Sitôt la demi-mondaine éloignée, le domestique vint retrouver son maître.
– Jean, il n’y a plus une minute à perdre. Vous allez téléphoner aux Ambulances Urbaines, il faut tout de suite une automobile pour me transporter.
– Vous voulez partir ?
– Non, je pars.
– Paralytique comme vous l’êtes ?
– Paralytique comme je le suis.
– Et où allez-vous ?
– À trois cents kilomètres d’ici, au fin fond de la Normandie.
***
Cependant, Nalorgne et Pérouzin s’étaient disputés en sortant de chez Juve :
– Quand il y a une gaffe à faire, vous êtes là !
– Je ne comprends rien, répondit Pérouzin, à vos perpétuels mystères. Nous avons obtenu de notre chef, M. Havard, de changer notre mission et il nous a chargés, au lieu de courir après le cocher Prosper, d’aller procéder à l’arrestation de ce Jérôme Fandor, l’auteur désigné par la rumeur publique, du mystérieux attentat ourdi contre le sous-marin, l’assassin présumé de la malheureuse Hélène. Nous sommes venus chez Juve qui s’obstine à se faire appeler M. Ronier, afin de déterminer si Fandor n’était pas caché chez lui et voilà tout.
– Vous alliez dire à Juve, poursuivit Nalorgne, le but de notre visite ?
– Eh bien, où était le mal ?
– Toujours votre indiscrétion proverbiale, Pérouzin. Du moment que Fandor n’était pas chez Juve, nous n’avions pas besoin d’ébruiter le but de notre mission.
– Mais, qu’allons-nous faire, maintenant ?
– Mais nous allons prendre le premier train pour Cherbourg. C’est là que doit être l’assassin, c’est là que nous l’arrêterons.
– Dieu vous entende, Nalorgne.
***
– Tiens, qui vient là ? En face de moi, dans cette glace ? Quel est donc ce monsieur si brun, avec cette grosse moustache ?
Le promeneur qui monologuait de la sorte éclata soudain de rire :
– Parbleu, c’est moi. Il faut pourtant que je m’y fasse. C’est égal, je suis joliment bien grimé puisque je ne parviens même pas à me reconnaître lorsque je me rencontre ou lorsqu’un miroir me renvoie mon image.
Le personnage qui monologuait ainsi devant une devanture de magasin, dans la rue principale de Cherbourg n’était autre que Jérôme Fandor.
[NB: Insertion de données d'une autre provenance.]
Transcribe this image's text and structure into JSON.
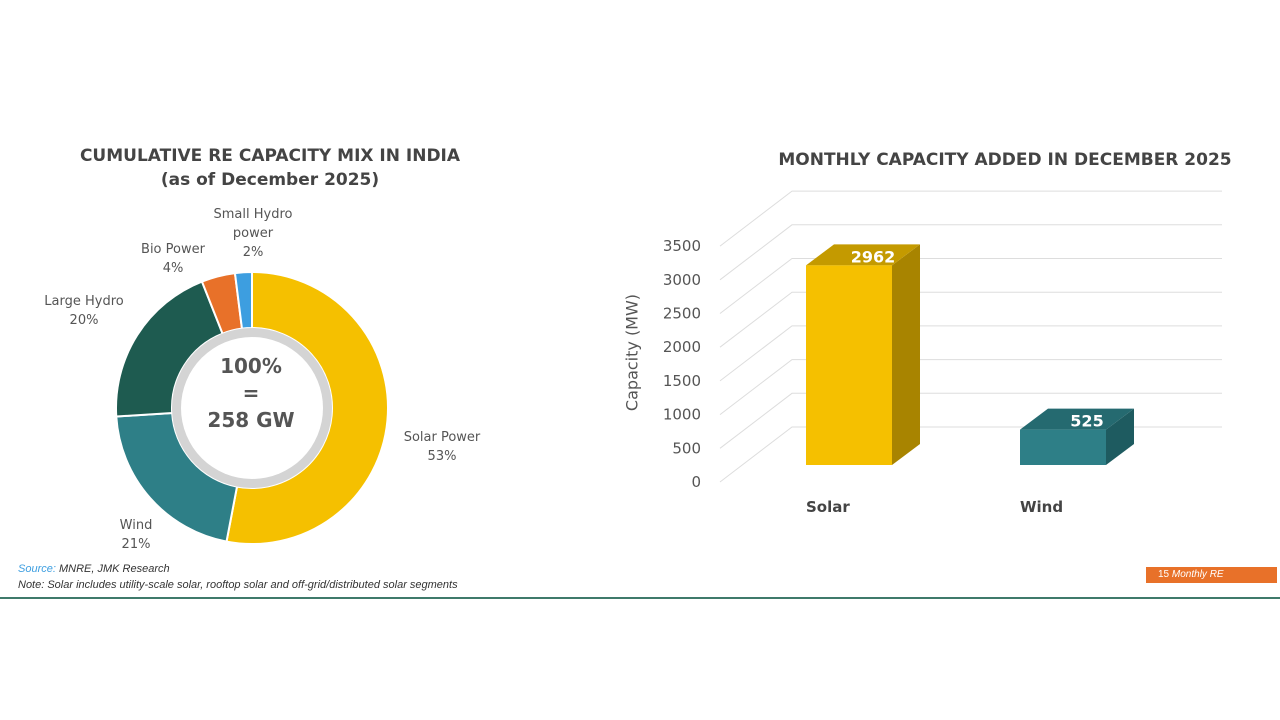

Le journaliste était méconnaissable en effet. Fandor avait teint sa chevelure blonde en noir d’ébène. Il avait peint les sourcils, peint le visage, grossi sa moustache en y ajoutant de grosses touffes de poils, si bien que le jeune homme paraissait à présent âgé d’au moins quarante-cinq ans, soit quinze ans de plus que son âge.
– Parfait, parfait, se répétait Fandor, puisque moi-même je m’y trompe, les autres ne seront pas plus malins que moi. Grâce à ce savant camouflage je m’en vais pouvoir poursuivre mes enquêtes au milieu de ceux qui me recherchent, et cela en toute sécurité.
– Pardon, monsieur, le cent cinquante de la rue de la Marine, s’il vous plaît, c’est où ?
Or, qui interrogeait ainsi l’ami de Juve camouflé en quidam ? qui, sinon les inénarrables Nalorgne et Pérouzin.
– Bon, se dit le journaliste, en voilà une rencontre. Qu’est-ce qui peut bien amener mes deux gaillards rue de la Marine ? et au numéro cent cinquante, mon domicile, encore ?
Déjà, Pérouzin, le spécialiste des gaffes, s’était chargé de répondre :
– Nous recherchons un malfaiteur car nous sommes agents de la Sûreté de Paris.
– Et ce malfaiteur s’appelle ?
Nalorgne voulut empêcher Pérouzin de répondre. En vain.
– Il s’appelle Jérôme Fandor.
– Comme ça se trouve, dit Fandor, avec le foudroyant esprit d’à propos dont il avait déjà donné tant de preuves. Moi-même je suis détective attaché à la Sûreté de Cherbourg.